第三話 "紫雨の一太刀"
「クックック、どうしたぁ?小娘?なんだぁその気合いの入ってない攻撃は?」
なぜだろう?私は確かにあの男に対して確実な一太刀を浴びせた筈だ...傷がすぐに治ったのか?いや違うな...服があまり汚れていないことを考えるとやはり私の今さっきの一太刀では攻撃を通すことはできなかったらしい。

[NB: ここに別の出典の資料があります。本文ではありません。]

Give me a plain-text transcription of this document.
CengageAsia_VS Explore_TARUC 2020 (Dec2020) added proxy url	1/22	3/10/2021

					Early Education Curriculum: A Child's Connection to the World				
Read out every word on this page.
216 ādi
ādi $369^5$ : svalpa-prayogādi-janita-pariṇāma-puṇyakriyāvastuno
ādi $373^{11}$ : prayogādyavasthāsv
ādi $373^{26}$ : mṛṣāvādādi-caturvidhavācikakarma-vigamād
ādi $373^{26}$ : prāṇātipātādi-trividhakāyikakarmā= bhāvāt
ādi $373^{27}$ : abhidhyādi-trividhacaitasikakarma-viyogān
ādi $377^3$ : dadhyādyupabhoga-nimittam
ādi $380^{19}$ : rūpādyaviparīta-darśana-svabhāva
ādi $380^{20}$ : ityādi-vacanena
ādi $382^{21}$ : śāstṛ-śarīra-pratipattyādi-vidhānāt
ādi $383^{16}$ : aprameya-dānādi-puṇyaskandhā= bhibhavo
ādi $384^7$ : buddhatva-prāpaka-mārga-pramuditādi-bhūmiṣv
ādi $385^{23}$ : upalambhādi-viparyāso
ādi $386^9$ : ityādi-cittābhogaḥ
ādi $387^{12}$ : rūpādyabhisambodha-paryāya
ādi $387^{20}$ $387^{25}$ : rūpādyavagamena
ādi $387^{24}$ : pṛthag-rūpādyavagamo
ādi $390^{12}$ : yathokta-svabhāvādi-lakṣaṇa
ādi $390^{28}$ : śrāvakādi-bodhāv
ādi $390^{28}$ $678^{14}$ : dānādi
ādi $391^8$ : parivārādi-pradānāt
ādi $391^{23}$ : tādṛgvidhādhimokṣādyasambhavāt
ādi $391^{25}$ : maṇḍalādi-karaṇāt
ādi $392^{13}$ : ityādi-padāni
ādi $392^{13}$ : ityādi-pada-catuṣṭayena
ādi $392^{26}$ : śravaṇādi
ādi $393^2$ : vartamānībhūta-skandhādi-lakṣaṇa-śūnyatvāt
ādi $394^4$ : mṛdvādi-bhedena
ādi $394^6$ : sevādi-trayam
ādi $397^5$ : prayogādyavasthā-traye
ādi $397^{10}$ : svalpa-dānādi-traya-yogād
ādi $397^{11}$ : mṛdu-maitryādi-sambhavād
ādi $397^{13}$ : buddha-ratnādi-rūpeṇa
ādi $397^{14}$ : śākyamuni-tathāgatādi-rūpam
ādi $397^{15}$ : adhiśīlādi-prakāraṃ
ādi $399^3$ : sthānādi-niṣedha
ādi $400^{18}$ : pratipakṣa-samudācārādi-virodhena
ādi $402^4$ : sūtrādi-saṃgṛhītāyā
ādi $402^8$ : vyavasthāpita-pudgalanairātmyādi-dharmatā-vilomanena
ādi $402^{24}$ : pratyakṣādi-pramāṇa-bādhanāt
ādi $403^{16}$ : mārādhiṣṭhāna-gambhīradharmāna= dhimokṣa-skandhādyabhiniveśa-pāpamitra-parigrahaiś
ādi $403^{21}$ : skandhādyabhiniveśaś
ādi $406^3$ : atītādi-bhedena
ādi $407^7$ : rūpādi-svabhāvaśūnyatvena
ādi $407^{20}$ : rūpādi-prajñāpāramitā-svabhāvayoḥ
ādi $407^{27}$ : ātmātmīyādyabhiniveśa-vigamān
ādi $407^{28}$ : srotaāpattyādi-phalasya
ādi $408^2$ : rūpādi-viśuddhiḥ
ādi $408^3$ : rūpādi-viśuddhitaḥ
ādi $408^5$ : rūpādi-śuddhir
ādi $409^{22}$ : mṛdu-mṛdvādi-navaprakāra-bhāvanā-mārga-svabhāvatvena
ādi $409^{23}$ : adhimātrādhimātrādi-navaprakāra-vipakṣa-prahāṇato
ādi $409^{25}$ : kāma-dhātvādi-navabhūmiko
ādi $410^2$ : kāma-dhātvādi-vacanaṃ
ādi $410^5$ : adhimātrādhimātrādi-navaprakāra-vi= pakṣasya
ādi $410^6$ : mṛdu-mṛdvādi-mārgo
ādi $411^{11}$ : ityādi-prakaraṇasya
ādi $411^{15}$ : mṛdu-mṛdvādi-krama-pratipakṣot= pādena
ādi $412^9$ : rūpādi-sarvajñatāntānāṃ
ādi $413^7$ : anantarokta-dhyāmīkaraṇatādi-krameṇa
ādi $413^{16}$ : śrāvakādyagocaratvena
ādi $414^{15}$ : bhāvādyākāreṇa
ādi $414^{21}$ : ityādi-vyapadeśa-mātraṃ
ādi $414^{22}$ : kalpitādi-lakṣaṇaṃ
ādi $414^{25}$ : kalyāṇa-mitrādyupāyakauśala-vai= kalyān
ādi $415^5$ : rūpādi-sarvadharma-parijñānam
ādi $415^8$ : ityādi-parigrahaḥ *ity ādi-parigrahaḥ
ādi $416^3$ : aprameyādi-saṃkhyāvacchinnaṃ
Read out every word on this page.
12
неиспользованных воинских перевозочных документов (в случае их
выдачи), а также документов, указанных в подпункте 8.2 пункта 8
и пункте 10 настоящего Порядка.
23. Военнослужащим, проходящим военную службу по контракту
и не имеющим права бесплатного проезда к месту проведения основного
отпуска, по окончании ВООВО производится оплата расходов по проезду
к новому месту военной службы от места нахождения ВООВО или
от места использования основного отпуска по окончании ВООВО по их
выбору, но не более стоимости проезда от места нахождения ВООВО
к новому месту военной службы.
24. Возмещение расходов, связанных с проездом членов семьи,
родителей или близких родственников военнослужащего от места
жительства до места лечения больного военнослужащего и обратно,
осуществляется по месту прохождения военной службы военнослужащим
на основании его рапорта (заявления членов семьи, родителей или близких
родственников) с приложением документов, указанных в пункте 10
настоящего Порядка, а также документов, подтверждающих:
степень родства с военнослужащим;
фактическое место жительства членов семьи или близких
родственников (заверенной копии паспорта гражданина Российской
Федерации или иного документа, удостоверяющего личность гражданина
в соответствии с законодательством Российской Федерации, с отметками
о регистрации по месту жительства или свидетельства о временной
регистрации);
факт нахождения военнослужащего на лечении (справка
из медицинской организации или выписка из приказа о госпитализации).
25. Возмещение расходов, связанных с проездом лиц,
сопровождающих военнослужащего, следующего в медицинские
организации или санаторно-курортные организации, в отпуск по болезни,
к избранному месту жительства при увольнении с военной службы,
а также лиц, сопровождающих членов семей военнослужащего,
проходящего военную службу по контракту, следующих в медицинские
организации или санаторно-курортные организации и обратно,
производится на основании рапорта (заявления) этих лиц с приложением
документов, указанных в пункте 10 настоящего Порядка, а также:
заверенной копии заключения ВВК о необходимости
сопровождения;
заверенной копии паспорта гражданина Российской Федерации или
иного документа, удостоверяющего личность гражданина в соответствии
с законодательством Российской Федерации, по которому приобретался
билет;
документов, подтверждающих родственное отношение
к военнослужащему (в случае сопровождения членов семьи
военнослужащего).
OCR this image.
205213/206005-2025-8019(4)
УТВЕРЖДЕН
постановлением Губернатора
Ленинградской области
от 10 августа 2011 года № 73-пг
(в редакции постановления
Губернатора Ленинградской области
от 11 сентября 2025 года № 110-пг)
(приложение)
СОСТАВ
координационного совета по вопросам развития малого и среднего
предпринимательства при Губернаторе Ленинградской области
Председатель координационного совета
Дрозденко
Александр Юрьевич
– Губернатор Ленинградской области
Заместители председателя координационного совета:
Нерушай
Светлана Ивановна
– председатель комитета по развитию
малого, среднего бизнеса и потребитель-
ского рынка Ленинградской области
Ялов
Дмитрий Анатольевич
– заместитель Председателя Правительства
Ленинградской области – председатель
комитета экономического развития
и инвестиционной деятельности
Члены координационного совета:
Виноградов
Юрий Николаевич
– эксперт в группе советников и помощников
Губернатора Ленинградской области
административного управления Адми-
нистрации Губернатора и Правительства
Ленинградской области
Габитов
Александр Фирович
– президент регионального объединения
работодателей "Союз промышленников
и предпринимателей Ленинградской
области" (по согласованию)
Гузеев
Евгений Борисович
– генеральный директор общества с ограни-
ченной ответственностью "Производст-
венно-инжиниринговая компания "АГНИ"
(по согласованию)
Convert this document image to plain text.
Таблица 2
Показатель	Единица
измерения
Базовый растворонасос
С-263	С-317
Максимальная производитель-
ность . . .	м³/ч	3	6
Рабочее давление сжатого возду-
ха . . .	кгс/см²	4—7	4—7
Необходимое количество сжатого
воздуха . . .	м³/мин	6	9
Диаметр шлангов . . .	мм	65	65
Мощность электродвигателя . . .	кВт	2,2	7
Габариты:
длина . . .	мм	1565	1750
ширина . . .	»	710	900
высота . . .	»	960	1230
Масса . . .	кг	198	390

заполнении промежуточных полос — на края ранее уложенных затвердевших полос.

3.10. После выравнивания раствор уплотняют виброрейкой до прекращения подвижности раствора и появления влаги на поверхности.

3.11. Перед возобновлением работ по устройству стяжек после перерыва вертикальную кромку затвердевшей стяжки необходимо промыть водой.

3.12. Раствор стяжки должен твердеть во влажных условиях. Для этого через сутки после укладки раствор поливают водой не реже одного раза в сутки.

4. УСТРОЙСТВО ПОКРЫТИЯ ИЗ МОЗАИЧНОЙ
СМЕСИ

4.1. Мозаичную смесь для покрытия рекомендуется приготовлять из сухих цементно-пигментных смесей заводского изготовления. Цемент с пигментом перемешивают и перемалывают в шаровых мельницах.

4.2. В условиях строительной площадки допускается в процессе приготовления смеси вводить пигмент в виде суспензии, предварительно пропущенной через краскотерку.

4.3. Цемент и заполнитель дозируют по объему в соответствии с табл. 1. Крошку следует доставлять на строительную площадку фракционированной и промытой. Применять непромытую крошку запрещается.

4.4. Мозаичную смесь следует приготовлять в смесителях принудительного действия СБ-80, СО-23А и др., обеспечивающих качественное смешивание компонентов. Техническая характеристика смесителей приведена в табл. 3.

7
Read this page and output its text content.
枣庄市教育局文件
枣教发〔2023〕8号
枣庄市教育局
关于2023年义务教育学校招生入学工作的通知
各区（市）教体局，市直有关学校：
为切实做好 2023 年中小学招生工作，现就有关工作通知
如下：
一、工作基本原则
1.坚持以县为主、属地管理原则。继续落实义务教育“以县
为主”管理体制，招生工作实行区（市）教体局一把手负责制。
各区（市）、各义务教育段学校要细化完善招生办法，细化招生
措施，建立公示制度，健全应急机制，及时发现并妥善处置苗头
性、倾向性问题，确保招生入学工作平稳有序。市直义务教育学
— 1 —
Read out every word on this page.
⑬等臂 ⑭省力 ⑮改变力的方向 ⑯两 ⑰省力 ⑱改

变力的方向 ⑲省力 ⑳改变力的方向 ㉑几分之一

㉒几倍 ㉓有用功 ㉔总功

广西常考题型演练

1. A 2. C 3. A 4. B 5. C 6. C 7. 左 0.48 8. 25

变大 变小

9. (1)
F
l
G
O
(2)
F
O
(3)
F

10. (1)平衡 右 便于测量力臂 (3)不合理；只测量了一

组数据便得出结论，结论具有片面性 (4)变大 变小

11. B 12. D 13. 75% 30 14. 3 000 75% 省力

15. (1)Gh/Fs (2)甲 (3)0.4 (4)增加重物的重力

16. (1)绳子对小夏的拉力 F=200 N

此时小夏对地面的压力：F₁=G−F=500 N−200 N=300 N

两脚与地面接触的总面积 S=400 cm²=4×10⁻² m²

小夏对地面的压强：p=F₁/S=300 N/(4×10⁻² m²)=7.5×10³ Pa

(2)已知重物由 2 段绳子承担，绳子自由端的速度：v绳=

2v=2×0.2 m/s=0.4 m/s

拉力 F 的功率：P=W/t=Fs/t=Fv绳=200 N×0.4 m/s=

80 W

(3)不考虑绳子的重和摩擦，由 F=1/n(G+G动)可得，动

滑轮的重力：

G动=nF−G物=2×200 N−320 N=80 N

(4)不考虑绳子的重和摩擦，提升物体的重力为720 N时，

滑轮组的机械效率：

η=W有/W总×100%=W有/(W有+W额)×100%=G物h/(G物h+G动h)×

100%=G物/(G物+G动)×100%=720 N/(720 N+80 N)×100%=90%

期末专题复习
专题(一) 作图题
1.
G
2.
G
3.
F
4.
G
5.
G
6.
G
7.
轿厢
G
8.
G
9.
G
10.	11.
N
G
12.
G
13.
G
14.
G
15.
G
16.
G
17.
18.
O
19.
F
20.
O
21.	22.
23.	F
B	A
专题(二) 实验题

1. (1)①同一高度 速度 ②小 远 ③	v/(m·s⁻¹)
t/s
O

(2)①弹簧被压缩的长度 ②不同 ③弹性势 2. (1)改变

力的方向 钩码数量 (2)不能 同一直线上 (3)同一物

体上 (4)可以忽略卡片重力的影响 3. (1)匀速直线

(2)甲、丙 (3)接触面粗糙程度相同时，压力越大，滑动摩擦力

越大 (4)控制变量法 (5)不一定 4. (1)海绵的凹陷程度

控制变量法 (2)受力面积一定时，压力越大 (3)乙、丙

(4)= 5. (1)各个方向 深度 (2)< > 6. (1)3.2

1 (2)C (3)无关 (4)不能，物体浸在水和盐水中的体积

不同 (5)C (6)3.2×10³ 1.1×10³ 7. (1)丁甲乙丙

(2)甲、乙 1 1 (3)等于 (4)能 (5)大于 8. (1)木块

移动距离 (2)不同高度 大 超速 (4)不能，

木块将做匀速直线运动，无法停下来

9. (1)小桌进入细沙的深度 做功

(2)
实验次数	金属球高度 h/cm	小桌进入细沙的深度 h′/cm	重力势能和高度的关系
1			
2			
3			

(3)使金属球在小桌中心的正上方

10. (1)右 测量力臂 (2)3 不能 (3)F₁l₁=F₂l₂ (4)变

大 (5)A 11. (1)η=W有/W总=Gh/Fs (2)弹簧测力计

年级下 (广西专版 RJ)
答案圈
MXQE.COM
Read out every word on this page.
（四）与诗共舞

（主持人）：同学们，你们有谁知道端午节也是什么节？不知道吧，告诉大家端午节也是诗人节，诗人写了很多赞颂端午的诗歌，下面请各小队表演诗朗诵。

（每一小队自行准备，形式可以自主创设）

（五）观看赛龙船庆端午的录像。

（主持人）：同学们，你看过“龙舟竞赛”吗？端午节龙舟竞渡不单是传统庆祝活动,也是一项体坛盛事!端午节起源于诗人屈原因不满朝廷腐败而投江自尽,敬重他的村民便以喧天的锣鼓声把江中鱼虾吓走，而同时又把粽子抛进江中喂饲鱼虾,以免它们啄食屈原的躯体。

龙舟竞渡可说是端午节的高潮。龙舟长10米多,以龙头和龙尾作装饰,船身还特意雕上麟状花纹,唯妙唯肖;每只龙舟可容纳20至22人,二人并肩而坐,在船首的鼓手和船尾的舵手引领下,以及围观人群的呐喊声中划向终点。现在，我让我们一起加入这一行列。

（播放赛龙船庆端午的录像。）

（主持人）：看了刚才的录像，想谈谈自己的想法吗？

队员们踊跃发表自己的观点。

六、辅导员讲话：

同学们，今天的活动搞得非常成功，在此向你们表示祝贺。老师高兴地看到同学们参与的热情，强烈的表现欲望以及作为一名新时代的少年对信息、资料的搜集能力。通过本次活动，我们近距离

前のことはあまり覚えていないが、ここまで弱かったか?
「悪かったな、あなたの強さを見誤っていたらしい...次は本気で斬るからできればそこでじっとした貰えないだろうか?私としてもそっちの方が仕留めやすいからな」
「小娘!あまり俺を舐めると楽に死ねないと言っただろう?!その言葉を後悔するなよ?」
男がそういうと、いつの間にか自分の目の前から消えていた。あれほどデカかった存在感は嘘のように消え失せ、私はどうやら男を見失ってしまったようだ。いや、本当に私が見失ってしまったのだろうか?
「逃げたのか?」
<オラァァァ くらえ小娘!>
ドゴォンと音がしたと思うと、突然男が家から飛び出してきたと思ったら目の前にはもうすでに男の武器が目の前にあった。
「....、掠ってしまったか...」
避けたもののギリギリで左腕を掠ってしまった。
「あなた...何が目的だ?」
男は考える素振りをすると口を開いた
「小娘、お前にはそんな事を聞いている場合なのかぁ?後ろの娘はどうでもいいのかなぁ?」
そう言われ、振り返ると沙羅が苦しそうにしながら魔物の群れに押さえつけられているのが見えた。」
(こいつらいきなり集まって)
(っ、沙羅!)
「〜…まぁ別に教えてやっても...」
「ふっ……」
男が話しているその刹那、少女の刀が自分の首を切り裂こうとするのに気づいた。まるで音はなく、その気配すらも目の前にあるはずなのに、全てに溶け込んでいるのか、男はそれを捉えることは無かった。
(は?)
男が気がつく時にはすでに首は切り裂かれるどころか、もはや繋がっていなく、少女の足元と地面に倒れる映像が男にただただ流れた。まるでそれが自然だというかのように。
(嘘でしょ…あれだけ速く斬れるものなの?)
「沙羅、大丈夫か?どこか、怪我などはないだろうか?」
「えっと、その、大丈夫そうです。」
「そうか…それなら良かった…」
バタッ……
沙羅の無事に安心したのかそのまま力が抜けていってしまった。
「大丈夫ですか!? どこか怪我をしてたり?」
「大丈夫だ、たださっきので力を使い切ってしまったらしくてな、すまないな」
「いえ、おかげで助かりました!休んでいてください、今、おぶって行きますから!」
そう言うと彼女は私の身体を背中に乗せて、歩き始めた。
「案外力があるんだな…」
「そうですか?結構動いてるからですかね?」
彼女は嬉しそうにそう話すのでだんだんと疲れが出てきたのか、眠くなってしまった。
「いきなりなんですが…名前は紫雨でしぐれはどうでしょうか?
その理由なんですけど、さっきの音もなく敵を鮮やかに斬っていたじゃないですか、それが。雨のなかでも綺麗だなと思いまして。」